Spotting and fixing problems caused by referencing the same object in memory
Here's a slightly simplified version of the code causing the problem— very slightly simplified; it really was about this short:
def fields(self, key, items):
for (name, cls) in items.items():
for field in dir(cls):
value = getattr(cls, field)
if isinstance(value, Field):
new_name = '__'.join([key, name, field])
value.widget.attrs = {
'data-target-id': name,
}
yield (new_name, value)
It only took me hours to see the problem once isolated to this bit of code. See it?
When modifying the attribute pointed to by the variable value, we were modifying the attribute on the class itself. So if two items had the same class, when we added the data-target-id the second time (different name, same class), we were overwriting our previous data-target-id. This fixed it:
def fields(self, key, items):
for (name, cls) in items.items():
for field in dir(cls):
raw_value = getattr(cls, field)
if isinstance(raw_value, Field):
value = deepcopy(raw_value)
new_name = '__'.join([key, name, field])
value.widget.attrs = {
'data-target-id': name,
}
yield (new_name, value)
Remember, it's not that the variable name ('value' in this example) was reused. That's being completely replaced each loop. If this hadn't been in a loop, say, and two variable names were used, we would still have the same problem: the new variable name would still be referencing the exact same object in memory.

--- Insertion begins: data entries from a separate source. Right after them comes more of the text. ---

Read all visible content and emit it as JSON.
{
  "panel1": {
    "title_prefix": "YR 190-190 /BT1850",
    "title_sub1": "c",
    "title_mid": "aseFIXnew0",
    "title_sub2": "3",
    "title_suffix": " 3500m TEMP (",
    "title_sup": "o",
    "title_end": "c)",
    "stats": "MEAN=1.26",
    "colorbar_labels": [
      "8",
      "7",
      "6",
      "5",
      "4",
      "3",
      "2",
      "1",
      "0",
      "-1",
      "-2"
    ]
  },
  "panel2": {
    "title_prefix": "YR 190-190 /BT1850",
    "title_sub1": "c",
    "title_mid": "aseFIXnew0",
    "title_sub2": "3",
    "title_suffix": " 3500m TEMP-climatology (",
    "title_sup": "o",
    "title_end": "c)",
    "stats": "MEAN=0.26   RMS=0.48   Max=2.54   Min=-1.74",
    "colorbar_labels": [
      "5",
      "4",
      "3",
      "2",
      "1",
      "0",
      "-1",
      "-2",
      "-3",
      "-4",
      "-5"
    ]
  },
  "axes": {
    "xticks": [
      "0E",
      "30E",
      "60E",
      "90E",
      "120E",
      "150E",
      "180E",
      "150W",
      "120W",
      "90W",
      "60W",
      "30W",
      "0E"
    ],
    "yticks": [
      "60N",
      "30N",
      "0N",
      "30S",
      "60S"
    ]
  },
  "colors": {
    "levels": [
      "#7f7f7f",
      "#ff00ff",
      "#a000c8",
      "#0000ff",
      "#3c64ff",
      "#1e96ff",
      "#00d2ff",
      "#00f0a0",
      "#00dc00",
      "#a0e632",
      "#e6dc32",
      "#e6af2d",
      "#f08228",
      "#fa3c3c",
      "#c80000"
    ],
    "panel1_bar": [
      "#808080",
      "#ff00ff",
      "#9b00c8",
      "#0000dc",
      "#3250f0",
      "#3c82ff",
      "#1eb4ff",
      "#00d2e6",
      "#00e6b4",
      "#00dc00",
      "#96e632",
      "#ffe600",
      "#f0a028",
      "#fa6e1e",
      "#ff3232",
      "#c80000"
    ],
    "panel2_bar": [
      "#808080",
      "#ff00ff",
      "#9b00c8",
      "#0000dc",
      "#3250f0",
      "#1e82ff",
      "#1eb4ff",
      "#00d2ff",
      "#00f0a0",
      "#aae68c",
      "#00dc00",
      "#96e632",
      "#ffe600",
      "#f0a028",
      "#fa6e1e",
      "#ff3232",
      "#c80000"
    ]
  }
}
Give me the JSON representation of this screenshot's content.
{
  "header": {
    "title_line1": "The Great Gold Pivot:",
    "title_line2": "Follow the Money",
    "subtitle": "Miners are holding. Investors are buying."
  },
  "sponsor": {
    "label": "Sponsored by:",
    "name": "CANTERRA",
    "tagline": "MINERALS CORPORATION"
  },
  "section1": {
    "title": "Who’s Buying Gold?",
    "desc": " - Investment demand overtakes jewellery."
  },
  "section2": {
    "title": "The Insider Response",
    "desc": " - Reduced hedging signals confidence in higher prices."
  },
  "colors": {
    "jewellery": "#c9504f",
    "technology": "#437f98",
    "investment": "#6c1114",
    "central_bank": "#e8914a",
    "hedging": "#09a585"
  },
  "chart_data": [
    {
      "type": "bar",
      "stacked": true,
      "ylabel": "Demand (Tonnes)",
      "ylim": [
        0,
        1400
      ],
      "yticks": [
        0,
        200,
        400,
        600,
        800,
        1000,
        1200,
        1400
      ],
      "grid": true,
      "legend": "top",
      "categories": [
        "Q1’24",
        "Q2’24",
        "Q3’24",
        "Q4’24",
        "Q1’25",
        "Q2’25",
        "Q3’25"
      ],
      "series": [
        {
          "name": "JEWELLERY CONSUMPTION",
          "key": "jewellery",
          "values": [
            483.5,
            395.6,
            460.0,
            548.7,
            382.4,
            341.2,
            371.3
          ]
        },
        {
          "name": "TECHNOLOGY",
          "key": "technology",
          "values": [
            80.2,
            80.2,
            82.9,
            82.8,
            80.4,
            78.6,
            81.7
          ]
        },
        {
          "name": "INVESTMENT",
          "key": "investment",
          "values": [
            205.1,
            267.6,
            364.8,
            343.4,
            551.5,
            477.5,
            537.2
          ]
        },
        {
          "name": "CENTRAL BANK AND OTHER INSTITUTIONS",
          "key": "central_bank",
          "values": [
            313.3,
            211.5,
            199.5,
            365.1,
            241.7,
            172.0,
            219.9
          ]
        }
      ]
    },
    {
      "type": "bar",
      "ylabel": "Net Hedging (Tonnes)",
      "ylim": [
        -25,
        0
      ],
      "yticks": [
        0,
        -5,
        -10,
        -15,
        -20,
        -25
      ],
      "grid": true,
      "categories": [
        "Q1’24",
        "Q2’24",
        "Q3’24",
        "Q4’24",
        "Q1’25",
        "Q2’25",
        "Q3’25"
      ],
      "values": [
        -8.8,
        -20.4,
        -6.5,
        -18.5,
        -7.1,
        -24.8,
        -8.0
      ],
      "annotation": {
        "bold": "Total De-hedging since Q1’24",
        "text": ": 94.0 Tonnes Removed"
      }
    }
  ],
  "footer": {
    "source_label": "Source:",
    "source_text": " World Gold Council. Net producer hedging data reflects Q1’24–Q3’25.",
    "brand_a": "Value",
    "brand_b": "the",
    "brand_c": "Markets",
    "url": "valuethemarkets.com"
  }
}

In this case widget attributes on the copied attribute was itself an object, so copy wasn't enough, and we had to use deepcopy.
Many languages treat objects the same way (a variable is a reference to the object in memory), but in python everything is an object— albeit some are mutable and some, like strings, are immutable. For this reason in Python what is happening goes by a slightly different name, call by object.
When dealing with a list, instead of copy() you can just use list().